February 7, 2011

The Borders vortex

by

While the world waits for Borders to announce its next step — as if it had another choice than bankruptcy, and why is it taking so long to realize it? — a publication from the company’s hometown notes that Borders

… ended its fiscal year on Jan. 30 amid dramatically different business fundamentals from previous years.

The corporate value, based on stock price, was $29 million, close to its historic low -and down from $663 million three years earlier. The headcount at the Ann Arbor headquarters totaled less than half the 1,200 who worked there two years earlier. Annual sales, which once topped $4 billion, were trending toward half that.

Yet the physical footprint of the nation’s second-largest bookseller — which operates more than 500 superstores — remained relatively unchanged from peak years …

… As Borders executives make critical decisions for the company’s future, it’s that physical footprint — the stores and the headquarters, one of Ann Arbor largest office buildings — stepping to the forefront of the list of action items.

In her AnnArbor.com report, Paula Gardner says Borders’ stores amount to “more than $1 billion in lease obligations,” and experts say this is the company’s first big concern.

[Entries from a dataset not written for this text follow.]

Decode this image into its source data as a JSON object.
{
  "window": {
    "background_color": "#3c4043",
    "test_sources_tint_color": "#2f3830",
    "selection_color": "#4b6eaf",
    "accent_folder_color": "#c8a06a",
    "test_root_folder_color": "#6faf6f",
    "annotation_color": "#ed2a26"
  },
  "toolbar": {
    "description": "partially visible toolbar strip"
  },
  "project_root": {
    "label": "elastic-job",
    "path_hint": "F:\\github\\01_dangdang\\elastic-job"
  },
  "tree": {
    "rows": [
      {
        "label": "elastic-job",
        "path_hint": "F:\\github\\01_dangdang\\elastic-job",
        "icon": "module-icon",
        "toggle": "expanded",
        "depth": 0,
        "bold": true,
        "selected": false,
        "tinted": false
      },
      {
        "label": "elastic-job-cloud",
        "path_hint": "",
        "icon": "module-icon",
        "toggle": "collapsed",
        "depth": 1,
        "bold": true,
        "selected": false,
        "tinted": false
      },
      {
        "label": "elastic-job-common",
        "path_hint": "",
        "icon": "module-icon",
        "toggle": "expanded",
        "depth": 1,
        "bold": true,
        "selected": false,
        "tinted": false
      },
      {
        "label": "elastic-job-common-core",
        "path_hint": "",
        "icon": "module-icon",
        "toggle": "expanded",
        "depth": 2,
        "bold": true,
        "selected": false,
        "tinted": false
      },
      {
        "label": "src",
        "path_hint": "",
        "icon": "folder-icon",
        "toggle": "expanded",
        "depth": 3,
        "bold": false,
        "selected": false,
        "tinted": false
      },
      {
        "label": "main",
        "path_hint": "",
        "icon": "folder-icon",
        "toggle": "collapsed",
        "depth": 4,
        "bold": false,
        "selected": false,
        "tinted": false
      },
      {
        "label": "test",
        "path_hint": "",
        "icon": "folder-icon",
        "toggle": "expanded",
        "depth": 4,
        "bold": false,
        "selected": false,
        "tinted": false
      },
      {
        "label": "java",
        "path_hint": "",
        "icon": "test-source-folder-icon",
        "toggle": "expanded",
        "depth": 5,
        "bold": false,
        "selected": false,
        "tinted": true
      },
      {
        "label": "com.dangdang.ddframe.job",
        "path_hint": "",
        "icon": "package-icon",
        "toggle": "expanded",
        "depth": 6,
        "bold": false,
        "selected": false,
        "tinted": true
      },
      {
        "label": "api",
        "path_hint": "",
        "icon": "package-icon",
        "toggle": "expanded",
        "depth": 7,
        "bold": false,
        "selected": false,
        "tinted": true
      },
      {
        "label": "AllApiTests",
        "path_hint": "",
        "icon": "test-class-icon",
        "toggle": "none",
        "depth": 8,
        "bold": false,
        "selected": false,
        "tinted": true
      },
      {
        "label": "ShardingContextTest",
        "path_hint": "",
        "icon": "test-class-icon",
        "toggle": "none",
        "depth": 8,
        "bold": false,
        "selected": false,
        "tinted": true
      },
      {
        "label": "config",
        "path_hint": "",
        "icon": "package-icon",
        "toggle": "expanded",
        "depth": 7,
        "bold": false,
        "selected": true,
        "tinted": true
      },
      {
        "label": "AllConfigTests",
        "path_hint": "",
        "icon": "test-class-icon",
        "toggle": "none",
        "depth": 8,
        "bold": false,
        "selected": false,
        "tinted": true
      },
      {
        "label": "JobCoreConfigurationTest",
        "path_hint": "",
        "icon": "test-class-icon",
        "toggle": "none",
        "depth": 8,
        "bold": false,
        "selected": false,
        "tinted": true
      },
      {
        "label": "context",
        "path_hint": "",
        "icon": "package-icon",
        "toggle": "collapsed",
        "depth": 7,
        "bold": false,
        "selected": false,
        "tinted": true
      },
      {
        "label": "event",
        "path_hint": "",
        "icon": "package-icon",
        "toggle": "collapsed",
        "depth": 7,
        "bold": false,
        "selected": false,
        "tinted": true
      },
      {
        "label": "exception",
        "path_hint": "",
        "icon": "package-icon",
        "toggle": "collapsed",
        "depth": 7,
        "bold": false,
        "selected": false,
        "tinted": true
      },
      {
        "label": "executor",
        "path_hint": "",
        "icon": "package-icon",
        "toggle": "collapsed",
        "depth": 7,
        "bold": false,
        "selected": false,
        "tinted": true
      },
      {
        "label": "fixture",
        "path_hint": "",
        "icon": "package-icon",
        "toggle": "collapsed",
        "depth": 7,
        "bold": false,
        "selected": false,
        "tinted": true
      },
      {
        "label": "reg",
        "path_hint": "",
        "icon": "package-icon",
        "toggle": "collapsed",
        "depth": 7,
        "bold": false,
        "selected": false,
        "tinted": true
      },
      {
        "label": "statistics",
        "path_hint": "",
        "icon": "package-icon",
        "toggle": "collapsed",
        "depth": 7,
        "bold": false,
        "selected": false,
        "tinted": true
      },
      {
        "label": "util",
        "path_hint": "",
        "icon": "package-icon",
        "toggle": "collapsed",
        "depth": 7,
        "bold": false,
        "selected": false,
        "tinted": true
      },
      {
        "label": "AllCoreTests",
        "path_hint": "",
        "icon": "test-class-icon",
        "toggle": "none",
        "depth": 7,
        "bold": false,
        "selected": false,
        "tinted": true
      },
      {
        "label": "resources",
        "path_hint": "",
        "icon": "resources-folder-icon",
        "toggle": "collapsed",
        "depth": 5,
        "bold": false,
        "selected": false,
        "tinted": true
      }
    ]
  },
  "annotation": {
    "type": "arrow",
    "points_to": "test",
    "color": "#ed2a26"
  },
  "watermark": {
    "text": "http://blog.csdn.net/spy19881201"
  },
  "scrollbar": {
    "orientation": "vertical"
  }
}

But as if that weren’t bad enough for Borders, or for book culture in America, Gardner observes something even more chilling — decisions made by Borders about its real estate holdings will, in turn, “create a ripple effect across hundreds of communities in the U.S.: Closures will yield lost jobs, lost tax payments and lost real estate value.”

Dennis Johnson is the founder of MobyLives, and the co-founder and co-publisher of Melville House.